Сара издает тот звук, что в ее представлениях означает безрадостный смешок.

Пока я осматриваю длинные иглы на полке и укалываю одной из них палец, чтобы проверить остроту, ведьма агрессивно вздыхает. Она могла бы вышвырнуть меня. Одним взмахом. Однако ясно же, почему я еще здесь. Повод передохнуть. Саре тяжело дается роль истязателя.

— Думаешь, сознается? Девочка моя, он отрезал себе язык! Значит, есть кто-то, кого он боится больше тебя.

— Посмотрим. Я еще не начинала. Выйди и закрой дверь. Не надо ранить свою нежную детскую душу.

Я ухмыляюсь, как бы заявляя, что с поспешными выводами не согласен. Беру самую длинную иглу и приближаюсь к Саре, которая корчится от желания треснуть меня кочергой.

Наемник держится сторонним наблюдателем. Не слишком напуганным. Он уже понял, что Сара неспособна на жестокие пытки. На убийства — да. Там проще. Без лишних телодвижений. Раз ножом по горлу. И всё. Думаю, смерти мужчина и ждет. Сара не кровожадна. Она берет лишь то, что нужно для достижения цели, не получая удовольствия от чужих страданий. Она и зла к наемнику не испытывает. Он ведь обычный исполнитель.

А что же я? Насколько порочен?

Подхожу к мужчине вплотную и показываю ему иглы.

— Знаешь, что с этим делают?

Наемник щурится. Я беру его за запястье и приставляю иглу к пальцам.

— Загоняют под ногти. Невыносимая боль. И я это сделаю, если не заговоришь. Что скажешь?

Он поворачивает голову и плюет мне в лицо.

Новый гость

Три секунды… Крик проедает тоннели в ушах до самого мозжечка. Шесть секунд... Превращается в истошный визг. Девять секунд...

Сара дергает меня за плечо.

Я хочу отступить. Но чувство диковинное, хочется проникнуться и понять, почему мне жалко пленника, и одновременно я слушаю его крик, как чудную пасторальную симфонию. Почему готов проткнуть урода насквозь? Не ради себя, нет. Не ради Сары.

Он убил Ингу!

Сбил невинного человека, чтобы залезть в дом и остаться незамеченным! Разве он не заслужил этих страданий?

Я сжимаю зубы. Он должен ответить за свой поступок. Сурово. Могу ли я мстить? Могу ли наказывать? Или лучше предоставить это самой невесте?

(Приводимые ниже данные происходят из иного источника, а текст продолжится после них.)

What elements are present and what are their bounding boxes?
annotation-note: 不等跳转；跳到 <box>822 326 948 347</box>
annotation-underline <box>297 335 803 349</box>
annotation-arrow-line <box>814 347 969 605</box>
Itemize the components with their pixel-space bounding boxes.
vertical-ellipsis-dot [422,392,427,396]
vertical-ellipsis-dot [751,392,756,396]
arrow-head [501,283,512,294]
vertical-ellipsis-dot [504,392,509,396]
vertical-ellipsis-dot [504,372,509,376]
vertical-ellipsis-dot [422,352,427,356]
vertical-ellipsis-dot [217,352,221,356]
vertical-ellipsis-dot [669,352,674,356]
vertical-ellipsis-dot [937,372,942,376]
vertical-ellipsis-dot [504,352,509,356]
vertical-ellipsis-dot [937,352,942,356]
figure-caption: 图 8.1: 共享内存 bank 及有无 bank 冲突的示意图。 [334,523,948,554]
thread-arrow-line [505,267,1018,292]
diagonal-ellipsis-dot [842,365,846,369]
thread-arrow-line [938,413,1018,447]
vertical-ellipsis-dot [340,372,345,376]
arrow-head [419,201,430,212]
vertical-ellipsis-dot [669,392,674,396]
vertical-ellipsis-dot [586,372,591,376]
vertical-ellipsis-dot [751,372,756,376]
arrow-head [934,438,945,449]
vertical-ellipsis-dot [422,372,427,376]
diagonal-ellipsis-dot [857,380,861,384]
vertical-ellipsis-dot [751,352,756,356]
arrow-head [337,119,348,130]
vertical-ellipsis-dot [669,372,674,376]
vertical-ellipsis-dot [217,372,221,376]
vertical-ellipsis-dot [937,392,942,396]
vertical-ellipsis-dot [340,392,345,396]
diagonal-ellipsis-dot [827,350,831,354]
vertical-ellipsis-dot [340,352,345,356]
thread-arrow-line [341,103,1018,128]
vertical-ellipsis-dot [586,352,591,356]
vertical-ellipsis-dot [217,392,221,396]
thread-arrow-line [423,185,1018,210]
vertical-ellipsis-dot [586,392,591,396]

Ведьма обхватывает мою талию и дергает. Когда понимает, что я не поддаюсь и продолжаю вгонять уроду иглу под ноготь, то хватается за медальон. Она рявкает, как бешеная, отбрасывает рубиновые волосы с выпученных сапфировых глаз:

— Довольно!

Я выдергиваю иглу и послушно разворачиваюсь, отбрасываю пыточный инструмент.

— И кто тут нежный? — прыскаю я, заглядывая в озадаченное лицо.

Наемник что-то хрипит.

— И почему ты просто не убьешь его?

— Живым он нужнее. Этот человек не поддается моим чарам, что очень странно.

— Я слышал о человеке, у которого зубы в носу росли. Вот это странно. Кстати, зачем тебе набор палача вообще сдался?

— Некоторые мужчины любят пожестче. Вожу их сюда… развлекаться.

— Что за чушь?

— Не хочешь слышать тупые ответы — не задавай тупые вопросы.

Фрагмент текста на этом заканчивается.